If internal level/transition data are used (for example, via `add_ion_ltepopexcitation()`), they are imported from the CMFGEN atomic data compilation. See source data files for references.

## Cross-section datasets
Ionization cross sections from H (Z=1) to Ni (Z=28) are sourced from the analytical fits to data from M. Arnaud & R. Rothenflug (1985, A&AS, 60, 425), with updates to Fe from M. Arnaud & J. Raymond (1992, ApJ, 398, 394). For heavier elements (Z>28), the approximation of Axelrod (1980, PhD thesis, Eq. 3.38) is used, with Lotz (1967, Z. Phys., 206, 205) for the required parameters.

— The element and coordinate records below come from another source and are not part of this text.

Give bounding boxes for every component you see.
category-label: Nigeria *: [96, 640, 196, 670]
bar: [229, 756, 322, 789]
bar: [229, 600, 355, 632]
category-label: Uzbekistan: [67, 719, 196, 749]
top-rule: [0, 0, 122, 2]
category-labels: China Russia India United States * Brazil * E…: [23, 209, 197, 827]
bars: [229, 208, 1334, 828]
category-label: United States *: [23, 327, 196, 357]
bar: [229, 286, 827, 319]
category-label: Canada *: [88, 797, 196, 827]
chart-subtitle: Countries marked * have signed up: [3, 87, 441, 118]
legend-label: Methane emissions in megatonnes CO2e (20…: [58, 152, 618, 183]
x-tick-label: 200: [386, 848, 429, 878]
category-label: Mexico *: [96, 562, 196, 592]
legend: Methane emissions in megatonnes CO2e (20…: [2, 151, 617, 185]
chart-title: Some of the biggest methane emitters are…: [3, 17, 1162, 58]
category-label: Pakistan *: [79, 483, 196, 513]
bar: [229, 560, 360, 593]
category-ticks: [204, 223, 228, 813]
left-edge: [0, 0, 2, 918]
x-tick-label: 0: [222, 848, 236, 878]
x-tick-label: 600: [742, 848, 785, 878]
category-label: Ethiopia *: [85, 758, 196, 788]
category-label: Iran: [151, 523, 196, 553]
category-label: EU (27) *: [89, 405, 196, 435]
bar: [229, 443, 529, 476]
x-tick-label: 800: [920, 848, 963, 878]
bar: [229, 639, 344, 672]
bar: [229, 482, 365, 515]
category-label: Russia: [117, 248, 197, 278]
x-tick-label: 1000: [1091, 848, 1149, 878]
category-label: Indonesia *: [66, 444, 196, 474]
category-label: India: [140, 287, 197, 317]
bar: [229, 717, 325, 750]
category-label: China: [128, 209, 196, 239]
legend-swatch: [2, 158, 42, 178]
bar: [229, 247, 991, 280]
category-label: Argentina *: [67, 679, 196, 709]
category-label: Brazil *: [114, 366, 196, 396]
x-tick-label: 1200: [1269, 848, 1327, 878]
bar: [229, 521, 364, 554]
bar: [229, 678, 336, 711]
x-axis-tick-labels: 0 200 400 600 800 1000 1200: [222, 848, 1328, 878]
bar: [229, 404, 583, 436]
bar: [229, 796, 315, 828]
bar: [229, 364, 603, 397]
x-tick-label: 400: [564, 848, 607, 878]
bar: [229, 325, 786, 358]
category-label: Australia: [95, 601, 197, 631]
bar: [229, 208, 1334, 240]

## Advanced usage: custom excitation cross sections

You can supply your own excitation cross section table:

```python
sf.add_excitation(Z, ion_stage, n_level, xs_vec, epsilon_trans_ev, transitionkey=(lower, upper))
```

- `Z`: atomic number.
- `ion_stage`: one more than ion charge.
- `xs_vec`: NumPy array of cross sections (cm^2), defined at every energy in `sf.engrid` (eV).
- `transitionkey`: any unique key within the ion, used to retrieve the excitation rate coefficient.

Retrieve the non-thermal excitation rate coefficient with:

```python
nt_exc = sf.get_excitation_ratecoeff(Z, ion_stage, transitionkey)
```


## Citing pynonthermal

If you use pynonthermal, please cite it via the [Zenodo record](https://zenodo.org/badge/latestdoi/359805556).

## License

Distributed under the MIT license. See [LICENSE](LICENSE) for details.